I walked across the road,unto the cool white pavement. I noticed how the plants thrive for the natural sunlight of the island. I breath in the faint and lingering fragrance of the plumeria flowers. I continue walking, walking towards all of the lounging students. They remind me of the animals of the Congo. On a hot and humid day the forest animals would shelter under the plants and maybe walk to the nearest river to take a sip of water. These students remind me of them. Slowly walking, or laying on the ground, exhausted from the monotonous school work and classes.
I walk by them and focus on the purpose of my visit. I strolled onward, not stopping to pay attention to my other surroundings. I walked across a grassy field that was invaded with small children playing soccer. I remember when Rachel and Leah were young. Always running about and playing with eachother. Unfortuately god had other plans for my other daughter. Adah was a mistake. I believe God was trying to send us a message. This message was one of most challenging tests god had set upon me. It was as if he was testing my faith in him, testing my commitment to him and his teachings.
I look ahead and there it is. I finally see my destination. This place is calling out to me.

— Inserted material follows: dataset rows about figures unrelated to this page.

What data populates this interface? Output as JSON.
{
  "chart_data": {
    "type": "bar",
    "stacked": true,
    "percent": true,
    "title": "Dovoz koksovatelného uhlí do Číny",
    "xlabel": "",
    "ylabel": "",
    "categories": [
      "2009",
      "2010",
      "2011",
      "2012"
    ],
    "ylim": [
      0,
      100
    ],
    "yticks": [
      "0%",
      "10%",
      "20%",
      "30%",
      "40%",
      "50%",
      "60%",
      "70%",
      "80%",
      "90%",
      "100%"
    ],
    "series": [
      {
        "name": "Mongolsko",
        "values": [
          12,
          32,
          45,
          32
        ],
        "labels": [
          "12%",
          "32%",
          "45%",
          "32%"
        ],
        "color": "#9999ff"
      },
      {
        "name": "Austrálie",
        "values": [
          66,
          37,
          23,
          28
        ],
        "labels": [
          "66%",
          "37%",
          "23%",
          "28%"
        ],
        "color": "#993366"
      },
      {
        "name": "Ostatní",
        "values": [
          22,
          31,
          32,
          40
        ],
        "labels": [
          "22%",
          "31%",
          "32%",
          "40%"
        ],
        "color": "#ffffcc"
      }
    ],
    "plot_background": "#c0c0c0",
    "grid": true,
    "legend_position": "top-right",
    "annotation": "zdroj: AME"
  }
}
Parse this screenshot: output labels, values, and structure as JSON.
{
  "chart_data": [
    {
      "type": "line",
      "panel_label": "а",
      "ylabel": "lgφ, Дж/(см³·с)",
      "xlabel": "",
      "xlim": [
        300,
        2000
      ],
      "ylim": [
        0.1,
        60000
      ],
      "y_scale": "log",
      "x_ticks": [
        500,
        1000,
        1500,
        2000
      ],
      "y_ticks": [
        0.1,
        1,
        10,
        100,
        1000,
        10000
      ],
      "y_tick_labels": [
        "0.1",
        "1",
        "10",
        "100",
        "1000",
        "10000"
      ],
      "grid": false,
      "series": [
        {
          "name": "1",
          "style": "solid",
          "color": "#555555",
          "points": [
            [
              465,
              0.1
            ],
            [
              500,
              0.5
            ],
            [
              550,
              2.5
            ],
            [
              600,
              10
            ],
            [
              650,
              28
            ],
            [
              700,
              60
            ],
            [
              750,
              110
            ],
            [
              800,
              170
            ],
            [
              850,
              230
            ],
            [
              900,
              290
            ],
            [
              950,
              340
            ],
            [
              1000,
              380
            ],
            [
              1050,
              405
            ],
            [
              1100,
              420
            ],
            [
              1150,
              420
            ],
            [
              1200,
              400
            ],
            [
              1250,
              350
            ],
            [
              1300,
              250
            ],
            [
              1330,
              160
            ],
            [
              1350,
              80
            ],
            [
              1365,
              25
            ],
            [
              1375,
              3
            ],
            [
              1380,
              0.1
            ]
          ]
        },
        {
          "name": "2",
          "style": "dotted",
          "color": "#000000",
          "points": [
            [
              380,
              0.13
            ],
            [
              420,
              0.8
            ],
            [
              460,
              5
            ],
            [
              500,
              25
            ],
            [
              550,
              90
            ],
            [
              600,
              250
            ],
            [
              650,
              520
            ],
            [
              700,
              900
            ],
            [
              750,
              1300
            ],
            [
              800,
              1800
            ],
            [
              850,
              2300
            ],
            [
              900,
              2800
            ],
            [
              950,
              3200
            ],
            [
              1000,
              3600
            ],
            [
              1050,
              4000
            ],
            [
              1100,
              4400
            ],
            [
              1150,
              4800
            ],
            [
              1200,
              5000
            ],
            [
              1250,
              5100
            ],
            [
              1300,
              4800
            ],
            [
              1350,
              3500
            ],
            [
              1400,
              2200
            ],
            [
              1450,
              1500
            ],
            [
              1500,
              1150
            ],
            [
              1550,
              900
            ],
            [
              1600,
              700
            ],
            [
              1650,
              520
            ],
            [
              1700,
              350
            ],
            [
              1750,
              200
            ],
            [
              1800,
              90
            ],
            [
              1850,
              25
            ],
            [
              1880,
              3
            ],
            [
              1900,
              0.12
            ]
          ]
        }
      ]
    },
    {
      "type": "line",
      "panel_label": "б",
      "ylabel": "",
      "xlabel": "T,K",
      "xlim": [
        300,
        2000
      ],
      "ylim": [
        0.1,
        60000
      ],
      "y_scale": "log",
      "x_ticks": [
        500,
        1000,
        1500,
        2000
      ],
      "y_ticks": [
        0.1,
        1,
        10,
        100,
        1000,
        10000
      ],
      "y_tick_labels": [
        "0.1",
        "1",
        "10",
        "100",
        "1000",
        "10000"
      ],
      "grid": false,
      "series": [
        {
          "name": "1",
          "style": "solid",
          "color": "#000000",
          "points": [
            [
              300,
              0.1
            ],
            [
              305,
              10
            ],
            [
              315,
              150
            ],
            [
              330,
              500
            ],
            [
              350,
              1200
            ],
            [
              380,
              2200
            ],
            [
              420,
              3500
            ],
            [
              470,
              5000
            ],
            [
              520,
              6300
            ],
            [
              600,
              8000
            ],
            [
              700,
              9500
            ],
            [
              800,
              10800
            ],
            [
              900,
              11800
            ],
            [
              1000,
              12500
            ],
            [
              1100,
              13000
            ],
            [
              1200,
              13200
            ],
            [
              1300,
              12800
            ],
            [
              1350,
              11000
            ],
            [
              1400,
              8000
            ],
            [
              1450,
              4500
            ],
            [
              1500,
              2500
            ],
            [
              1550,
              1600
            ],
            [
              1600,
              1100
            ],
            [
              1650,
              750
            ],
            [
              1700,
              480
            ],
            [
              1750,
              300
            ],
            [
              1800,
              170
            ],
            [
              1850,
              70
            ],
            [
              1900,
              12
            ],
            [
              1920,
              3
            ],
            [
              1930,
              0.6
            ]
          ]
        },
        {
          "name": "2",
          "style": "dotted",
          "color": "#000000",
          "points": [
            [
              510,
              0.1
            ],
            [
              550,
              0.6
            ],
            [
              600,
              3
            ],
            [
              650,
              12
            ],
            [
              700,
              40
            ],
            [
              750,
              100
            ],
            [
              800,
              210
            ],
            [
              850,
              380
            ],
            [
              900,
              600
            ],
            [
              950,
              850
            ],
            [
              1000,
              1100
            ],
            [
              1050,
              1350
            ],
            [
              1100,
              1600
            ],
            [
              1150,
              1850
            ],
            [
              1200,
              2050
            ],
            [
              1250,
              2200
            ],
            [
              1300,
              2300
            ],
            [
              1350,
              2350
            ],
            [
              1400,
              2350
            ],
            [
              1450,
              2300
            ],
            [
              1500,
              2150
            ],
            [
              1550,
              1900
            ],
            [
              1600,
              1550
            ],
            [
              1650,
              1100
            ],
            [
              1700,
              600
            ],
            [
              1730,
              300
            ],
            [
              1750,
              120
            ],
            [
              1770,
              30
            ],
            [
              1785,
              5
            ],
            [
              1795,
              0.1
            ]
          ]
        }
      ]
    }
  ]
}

Entranced by it's beauty, I walk up th steps of the chapel. I peer into the never ending depths of the green lilly pond. Colorful Koi swim by in a graceful and fluid motion. These simple fish remind me of all of gods wonderful creations. I sit on the chapel pews and ponder gods purpose for me. I remeber the days in Congo when I tried to spread the word of god to the Congolese people. My efforts were in truth unappreciated. I embraced the people with the forgivness and love that god woud have shown them, but they pushed me away. Yelling and taunting at my family. Thankfully all of that is in the past and now I can start a new in a different place.